Thomasville, Georgia
Closed School Becomes Multi-Service Resilience Hub
Problem
Aging population needed health services, entrepreneurship support, and elder care in underserved area.
Solution
Former high school transformed into multi-use hub offering entrepreneurship programs, health services, and elder care.
Patterns used: Community Anchor Point, Elder Mentorship Circles, Commons Stewardship
Community Anchor Point — Thomasville, Georgia
Former School Becomes Multi-Service Hub
Thomasville's old high school sat empty for six years after the district built a new campus on the edge of town. The building had good bones—high ceilings, wide hallways, a cafeteria big enough for community dinners—but no clear future. It was too expensive to tear down and too valuable to let rot. Then a coalition of nonprofits, the city, and a community development financial institution (CDFI) bought it, renovated it, and turned it into something the town didn't have a name for yet: a one-stop hub where people could access healthcare, job training, childcare, legal aid, and food assistance without driving to five different buildings or navigating five different bureaucracies.

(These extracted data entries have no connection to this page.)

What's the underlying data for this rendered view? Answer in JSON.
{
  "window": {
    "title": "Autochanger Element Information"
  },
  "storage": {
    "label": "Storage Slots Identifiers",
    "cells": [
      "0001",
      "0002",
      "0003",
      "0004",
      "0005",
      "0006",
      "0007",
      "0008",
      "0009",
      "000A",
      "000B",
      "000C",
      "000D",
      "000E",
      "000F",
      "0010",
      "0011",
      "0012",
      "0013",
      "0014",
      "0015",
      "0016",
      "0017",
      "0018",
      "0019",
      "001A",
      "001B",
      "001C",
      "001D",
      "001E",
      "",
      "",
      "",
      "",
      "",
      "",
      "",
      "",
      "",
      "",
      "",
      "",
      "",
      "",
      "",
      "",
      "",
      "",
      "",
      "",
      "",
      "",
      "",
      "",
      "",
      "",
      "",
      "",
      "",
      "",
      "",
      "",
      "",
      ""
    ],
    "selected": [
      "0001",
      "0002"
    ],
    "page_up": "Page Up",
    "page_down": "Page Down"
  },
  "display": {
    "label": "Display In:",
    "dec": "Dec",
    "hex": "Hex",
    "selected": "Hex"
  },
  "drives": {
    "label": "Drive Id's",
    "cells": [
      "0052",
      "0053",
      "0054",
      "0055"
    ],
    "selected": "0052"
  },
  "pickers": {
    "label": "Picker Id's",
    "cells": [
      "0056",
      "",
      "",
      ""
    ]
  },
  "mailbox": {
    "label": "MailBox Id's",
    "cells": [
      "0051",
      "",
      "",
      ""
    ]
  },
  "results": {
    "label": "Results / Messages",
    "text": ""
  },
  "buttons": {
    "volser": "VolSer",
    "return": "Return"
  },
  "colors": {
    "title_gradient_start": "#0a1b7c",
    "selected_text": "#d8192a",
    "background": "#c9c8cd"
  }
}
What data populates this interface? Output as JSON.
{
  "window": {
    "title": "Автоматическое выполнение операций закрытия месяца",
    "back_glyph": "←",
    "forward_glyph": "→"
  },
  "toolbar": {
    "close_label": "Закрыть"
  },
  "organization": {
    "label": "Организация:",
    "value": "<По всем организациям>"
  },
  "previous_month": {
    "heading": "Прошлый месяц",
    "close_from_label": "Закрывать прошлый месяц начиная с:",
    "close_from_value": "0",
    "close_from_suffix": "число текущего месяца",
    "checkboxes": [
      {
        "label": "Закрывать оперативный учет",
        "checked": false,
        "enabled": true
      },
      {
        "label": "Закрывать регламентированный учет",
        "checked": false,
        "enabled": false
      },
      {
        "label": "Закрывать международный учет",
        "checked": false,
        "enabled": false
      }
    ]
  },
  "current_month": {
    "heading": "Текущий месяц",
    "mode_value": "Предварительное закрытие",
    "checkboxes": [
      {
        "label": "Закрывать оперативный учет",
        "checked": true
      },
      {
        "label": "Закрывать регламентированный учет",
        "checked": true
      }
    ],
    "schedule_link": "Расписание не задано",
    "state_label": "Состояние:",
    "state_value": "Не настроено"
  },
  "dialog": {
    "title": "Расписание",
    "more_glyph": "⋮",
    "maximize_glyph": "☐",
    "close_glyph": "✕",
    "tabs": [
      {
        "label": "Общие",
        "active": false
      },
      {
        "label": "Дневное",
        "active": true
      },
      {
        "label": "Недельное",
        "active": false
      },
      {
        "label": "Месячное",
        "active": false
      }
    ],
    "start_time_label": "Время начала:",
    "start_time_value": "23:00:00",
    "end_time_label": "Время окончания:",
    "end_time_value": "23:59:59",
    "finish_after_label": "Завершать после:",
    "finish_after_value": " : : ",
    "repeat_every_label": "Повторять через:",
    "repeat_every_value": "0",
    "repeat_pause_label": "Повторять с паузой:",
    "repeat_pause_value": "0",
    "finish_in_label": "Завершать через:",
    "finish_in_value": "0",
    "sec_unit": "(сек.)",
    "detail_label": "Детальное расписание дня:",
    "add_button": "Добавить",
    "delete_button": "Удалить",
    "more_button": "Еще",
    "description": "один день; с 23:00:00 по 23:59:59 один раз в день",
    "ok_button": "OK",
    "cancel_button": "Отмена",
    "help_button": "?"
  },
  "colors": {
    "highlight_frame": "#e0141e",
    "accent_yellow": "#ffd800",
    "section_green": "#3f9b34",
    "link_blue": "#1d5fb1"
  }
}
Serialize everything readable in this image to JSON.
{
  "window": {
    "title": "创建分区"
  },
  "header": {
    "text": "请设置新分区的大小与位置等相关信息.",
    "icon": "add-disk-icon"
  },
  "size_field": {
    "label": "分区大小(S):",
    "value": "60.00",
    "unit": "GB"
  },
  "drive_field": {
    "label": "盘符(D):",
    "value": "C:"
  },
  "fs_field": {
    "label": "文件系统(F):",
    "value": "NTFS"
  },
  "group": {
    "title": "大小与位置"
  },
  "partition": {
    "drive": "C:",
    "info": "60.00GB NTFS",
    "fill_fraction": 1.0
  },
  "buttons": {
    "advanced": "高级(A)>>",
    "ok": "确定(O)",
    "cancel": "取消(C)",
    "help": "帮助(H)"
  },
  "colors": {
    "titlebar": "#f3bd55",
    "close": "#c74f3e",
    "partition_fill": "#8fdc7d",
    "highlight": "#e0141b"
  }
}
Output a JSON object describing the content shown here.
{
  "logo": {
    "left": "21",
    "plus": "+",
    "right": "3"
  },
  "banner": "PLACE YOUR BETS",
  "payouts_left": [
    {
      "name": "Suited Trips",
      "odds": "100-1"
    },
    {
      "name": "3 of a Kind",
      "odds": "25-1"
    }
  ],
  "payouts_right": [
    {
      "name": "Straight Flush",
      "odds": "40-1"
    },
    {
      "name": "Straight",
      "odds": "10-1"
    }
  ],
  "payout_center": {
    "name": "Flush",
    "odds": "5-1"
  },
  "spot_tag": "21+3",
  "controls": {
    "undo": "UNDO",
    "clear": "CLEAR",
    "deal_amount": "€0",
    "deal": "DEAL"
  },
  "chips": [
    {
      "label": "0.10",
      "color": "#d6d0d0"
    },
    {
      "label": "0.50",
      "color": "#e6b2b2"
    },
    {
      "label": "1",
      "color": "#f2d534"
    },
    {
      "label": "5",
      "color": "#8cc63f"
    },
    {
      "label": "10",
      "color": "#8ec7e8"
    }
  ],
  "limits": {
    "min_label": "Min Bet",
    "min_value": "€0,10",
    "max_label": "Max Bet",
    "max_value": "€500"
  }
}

The project started with listening. The city and its partners didn't assume they knew what the building should be—they asked residents, especially those who'd been underserved by existing systems. People said they needed help finding jobs, but the workforce center was across town and only open during work hours. They needed affordable childcare, but every provider had a waitlist. They needed legal help with evictions or immigration paperwork, but lawyers were expensive and intimidating. The old school could solve all of that if someone designed it with intention.
Once the hub opened, it worked because everything was co-located. A parent could drop their toddler at the on-site daycare, attend a GED class upstairs, meet with a housing counselor, and pick up groceries from the food pantry—all in one trip. A farmworker could get a free health screening and talk to an immigration attorney in the same afternoon. The building didn't just house services; it coordinated them. Staff from different organizations met regularly to make sure people weren't falling through the cracks, to connect a family in crisis with the right combination of supports before the crisis became unsolvable.
What made the hub sustainable was the mixed-funding model. Rent from a few small businesses on the ground floor covered utilities. Medicaid reimbursements supported the clinic. Workforce grants funded the training center. The CDFI held the mortgage and kept payments affordable. No single funder carried the whole weight, which meant no single funder could kill the project by pulling out. The hub became durable because it diversified its revenue and tied itself to community need instead of chasing grants.
Community infrastructure doesn't have to be new construction. Thomasville proved that old buildings can become new anchors if you co-locate services, coordinate across silos, and design for the people who've been left out of the old system. The school isn't empty anymore. It's full. And the town that almost lost a landmark now has a hub that holds people steady when everything else is shaking.